MasterBooks uses resources from many different educators/writers. Many of its components claim a “CM flavor” and I would say that is about what they have, a vague flavor. More than the other resources we have looked at above, there is an empahsis on narration but there are also a lot of worksheets and not a lot of living books.

Five in a Row

Five in a Row (FIAR) and its early education version, Before Five in a Row (BFIAR), maintain some populatrity, especially among those who are looking for more structure for themsleves (not necessarily for their children) in the early years. Charlotte Mason doesn’t advoacte formal learning before age 7 or so, but often this is just not enough. It may be your mother-in-law is nagging you or that our state requires something more but for whatever reason, BFIAR is a place people turn for a gentle, CM-friendly resource for the early years. FIAR is not a full curriculum but suggests you supplement with math and phonics and later spelling and grammar.

What’s CM about it?

FIAR and BFIAR use good, living books

What isn’t CM?

The gimmick behind FIAR is that one reads the same story five days in a row (hence its name) each time doing various activities which highlight different elements from the story.  For example when you read The Story of Ping you learn about ducks and about China. This violates CM’s principle of one good reading and building the habit of attention. It is also essentially a unit studies approach which she also rejects (see my comments on TGTB above).

Quick Take Summary:

The books used are good, but the approach is really not CM.

My Father’s World

Like FIAR, My Father’s World (MFW) is also popular with those seeking some structure in the early years though it also includes higher grades. It claims to combine “the best of Charlotte Mason’s ideas, classical education, and unit studies.”

What’s CM about it?

From the CM world, MFW takes living books and nature walks.

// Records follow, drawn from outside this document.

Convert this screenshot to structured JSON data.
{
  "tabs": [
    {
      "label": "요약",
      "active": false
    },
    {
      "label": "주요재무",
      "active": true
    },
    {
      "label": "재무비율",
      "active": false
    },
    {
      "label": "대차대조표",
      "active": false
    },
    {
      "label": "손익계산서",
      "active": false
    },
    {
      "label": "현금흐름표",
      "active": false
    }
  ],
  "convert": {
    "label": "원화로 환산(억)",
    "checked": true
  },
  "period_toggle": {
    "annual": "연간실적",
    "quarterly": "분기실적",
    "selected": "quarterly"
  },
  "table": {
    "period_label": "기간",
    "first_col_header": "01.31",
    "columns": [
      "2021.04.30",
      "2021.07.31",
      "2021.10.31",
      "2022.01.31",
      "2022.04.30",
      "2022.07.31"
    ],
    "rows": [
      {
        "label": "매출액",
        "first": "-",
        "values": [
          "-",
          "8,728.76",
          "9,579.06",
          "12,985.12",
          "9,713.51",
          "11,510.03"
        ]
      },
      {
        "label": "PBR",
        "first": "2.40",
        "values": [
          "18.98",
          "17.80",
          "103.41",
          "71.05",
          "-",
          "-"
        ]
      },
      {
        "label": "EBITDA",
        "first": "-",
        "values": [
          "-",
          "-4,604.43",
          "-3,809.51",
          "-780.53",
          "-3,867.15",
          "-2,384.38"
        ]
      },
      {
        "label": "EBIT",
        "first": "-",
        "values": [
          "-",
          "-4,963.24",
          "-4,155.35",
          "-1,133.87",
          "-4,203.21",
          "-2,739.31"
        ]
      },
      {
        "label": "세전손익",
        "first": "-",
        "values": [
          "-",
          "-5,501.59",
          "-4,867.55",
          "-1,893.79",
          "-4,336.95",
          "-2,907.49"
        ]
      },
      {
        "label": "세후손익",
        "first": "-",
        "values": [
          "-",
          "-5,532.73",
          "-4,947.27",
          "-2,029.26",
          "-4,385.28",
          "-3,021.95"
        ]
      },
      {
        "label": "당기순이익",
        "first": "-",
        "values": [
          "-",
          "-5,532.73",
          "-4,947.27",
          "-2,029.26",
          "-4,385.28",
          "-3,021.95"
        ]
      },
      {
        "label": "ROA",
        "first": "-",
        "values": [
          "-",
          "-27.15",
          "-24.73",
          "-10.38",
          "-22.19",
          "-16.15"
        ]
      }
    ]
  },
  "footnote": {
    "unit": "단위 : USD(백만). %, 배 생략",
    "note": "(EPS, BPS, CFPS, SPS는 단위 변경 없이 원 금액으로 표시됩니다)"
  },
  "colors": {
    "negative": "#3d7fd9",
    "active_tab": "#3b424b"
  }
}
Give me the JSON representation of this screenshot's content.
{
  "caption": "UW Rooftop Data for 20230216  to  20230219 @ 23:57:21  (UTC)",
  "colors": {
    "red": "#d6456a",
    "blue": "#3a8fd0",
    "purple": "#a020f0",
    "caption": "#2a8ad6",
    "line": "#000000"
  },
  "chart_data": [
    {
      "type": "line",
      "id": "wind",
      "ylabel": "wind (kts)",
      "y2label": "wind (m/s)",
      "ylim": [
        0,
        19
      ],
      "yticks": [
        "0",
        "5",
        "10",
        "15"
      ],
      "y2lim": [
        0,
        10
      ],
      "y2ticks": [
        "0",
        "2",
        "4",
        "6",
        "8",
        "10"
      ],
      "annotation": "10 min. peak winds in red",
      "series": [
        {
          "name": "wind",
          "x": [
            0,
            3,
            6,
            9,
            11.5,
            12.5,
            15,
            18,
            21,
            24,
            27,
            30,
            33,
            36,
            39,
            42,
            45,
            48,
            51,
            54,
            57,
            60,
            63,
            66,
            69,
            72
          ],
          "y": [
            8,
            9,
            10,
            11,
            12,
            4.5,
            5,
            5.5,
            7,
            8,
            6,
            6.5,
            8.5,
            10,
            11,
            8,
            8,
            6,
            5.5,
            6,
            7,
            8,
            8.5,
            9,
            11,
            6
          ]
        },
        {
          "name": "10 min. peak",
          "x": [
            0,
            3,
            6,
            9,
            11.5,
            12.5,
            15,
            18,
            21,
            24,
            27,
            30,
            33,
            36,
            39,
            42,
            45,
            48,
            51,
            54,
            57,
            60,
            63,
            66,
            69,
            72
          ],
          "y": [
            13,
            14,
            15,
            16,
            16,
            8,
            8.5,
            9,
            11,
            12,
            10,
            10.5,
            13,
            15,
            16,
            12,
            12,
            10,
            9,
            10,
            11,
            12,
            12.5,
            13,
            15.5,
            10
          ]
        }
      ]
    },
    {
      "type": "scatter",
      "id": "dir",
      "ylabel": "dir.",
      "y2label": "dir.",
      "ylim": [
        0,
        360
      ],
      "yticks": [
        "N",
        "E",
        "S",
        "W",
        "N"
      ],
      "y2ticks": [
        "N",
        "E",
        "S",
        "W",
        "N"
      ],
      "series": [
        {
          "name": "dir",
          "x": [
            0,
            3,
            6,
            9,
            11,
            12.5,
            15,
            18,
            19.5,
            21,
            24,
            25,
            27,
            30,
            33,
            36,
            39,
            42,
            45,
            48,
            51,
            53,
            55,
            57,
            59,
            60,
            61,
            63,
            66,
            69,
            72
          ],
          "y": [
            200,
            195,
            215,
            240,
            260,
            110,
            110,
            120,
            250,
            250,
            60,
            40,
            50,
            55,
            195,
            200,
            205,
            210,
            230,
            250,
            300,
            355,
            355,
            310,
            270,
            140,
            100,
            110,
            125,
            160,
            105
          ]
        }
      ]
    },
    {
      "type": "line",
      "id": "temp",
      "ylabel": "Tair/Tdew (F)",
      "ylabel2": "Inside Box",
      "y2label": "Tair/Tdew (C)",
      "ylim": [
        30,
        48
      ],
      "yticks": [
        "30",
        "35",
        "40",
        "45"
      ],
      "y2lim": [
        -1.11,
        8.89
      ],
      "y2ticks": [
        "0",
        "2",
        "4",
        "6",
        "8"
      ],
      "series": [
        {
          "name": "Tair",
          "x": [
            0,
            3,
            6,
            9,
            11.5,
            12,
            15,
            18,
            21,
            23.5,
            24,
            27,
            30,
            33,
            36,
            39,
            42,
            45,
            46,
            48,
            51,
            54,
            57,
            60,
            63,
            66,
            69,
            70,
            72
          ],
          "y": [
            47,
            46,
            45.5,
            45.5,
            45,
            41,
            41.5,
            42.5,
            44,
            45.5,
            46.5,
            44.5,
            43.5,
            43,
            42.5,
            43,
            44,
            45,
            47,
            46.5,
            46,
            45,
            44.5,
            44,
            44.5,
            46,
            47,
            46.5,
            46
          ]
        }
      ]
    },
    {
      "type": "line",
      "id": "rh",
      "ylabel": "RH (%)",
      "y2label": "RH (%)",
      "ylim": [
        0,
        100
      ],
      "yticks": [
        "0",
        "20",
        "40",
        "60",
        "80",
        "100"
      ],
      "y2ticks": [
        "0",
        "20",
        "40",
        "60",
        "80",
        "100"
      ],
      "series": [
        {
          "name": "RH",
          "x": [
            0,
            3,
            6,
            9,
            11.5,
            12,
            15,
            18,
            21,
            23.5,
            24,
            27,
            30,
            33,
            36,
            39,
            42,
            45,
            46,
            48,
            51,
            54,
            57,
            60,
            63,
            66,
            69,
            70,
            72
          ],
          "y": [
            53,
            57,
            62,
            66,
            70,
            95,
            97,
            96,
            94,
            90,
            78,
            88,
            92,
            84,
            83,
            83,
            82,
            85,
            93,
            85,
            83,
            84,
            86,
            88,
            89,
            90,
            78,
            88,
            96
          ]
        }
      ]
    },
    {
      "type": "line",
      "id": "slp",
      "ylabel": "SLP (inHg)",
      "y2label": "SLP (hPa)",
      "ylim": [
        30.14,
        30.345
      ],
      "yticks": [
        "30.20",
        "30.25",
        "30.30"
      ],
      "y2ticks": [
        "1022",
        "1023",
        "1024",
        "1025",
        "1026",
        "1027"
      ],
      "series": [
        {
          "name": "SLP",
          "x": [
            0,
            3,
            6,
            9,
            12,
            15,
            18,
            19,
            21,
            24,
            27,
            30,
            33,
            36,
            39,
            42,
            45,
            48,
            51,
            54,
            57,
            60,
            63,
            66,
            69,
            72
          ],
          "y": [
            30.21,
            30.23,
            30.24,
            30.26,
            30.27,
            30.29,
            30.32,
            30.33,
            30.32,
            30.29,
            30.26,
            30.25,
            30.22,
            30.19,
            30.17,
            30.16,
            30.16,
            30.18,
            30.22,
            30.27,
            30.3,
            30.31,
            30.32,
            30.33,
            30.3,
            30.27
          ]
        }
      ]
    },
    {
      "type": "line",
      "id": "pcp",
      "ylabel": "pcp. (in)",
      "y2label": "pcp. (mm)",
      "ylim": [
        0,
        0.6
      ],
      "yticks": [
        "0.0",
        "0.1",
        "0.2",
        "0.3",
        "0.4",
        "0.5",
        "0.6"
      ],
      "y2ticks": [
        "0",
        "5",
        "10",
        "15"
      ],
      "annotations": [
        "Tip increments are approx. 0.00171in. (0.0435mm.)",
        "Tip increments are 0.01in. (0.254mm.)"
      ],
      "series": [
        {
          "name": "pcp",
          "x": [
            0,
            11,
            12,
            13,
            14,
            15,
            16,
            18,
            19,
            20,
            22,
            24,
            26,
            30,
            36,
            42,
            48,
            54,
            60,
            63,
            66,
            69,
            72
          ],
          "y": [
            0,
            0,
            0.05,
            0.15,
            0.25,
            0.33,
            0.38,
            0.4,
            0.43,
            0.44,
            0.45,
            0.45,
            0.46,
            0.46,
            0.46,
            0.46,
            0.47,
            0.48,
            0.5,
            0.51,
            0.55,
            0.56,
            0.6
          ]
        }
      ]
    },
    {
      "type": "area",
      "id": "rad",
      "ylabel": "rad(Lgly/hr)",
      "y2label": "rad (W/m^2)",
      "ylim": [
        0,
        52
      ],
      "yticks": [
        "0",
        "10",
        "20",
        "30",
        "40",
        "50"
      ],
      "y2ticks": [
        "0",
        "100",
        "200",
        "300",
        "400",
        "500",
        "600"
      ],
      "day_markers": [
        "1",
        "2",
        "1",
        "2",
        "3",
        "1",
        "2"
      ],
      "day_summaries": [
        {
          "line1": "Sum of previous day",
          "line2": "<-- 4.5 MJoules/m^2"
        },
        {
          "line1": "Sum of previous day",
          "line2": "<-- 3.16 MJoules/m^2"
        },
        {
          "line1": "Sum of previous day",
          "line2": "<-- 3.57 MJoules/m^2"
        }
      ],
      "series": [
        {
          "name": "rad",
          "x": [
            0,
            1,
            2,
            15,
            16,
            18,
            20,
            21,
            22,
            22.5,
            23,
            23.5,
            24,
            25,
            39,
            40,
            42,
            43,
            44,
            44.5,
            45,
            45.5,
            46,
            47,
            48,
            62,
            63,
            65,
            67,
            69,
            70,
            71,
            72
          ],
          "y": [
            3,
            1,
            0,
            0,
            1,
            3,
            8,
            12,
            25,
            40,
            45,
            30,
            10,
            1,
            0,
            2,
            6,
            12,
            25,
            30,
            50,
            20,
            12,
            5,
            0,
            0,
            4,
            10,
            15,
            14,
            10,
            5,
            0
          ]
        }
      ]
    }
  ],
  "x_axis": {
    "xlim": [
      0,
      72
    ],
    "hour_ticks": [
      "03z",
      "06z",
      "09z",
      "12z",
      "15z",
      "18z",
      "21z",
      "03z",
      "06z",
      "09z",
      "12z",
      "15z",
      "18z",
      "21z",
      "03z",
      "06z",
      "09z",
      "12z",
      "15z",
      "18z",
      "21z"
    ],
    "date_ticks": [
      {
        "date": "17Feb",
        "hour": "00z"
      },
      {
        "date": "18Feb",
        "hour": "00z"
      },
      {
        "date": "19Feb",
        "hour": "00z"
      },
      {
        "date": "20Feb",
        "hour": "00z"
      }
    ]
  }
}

It rejects twaddle and worksheets and favors narration. Many of the books it uses do indeed seem to be good, quality living books. Its language arts curriculum has some good elements including picture study and poetry and some narration.

What isn’t CM?

As MFW acknowledges, aspects of CM are combined with unit studies and classical. The part of classical present here seems to be the division into three priods of learning as the child ages (though I am not sure how this playes out in what they do). The writing curriculum seems very twaddly and scripted.

Quick Take Summary:

A number of the books used, especially history books, are good ones. The worksheets seem to be fairly benign as such things go, less twaddly than most. I am not clear from looking at the samples how much narration is done. One is meant to add on language artas and math so though they are ercommended they are not part of the core curriculum.

Wrapping Up

If I had to sum up all of the above curricula, I would say that many use good or at least decent books for history. It is harder to find one with quality books for science. Most use worksheets and if they use narration at all, it tends to be sporadic.

Again, there are many more CM-ish curriculum choices out there. If there are particular ones you’d like to see included pelase do let me know.


[1] I am indebted in all this to Ambling Along Together’s Resource List which divides what is out there into groups based on their level of CM-ness.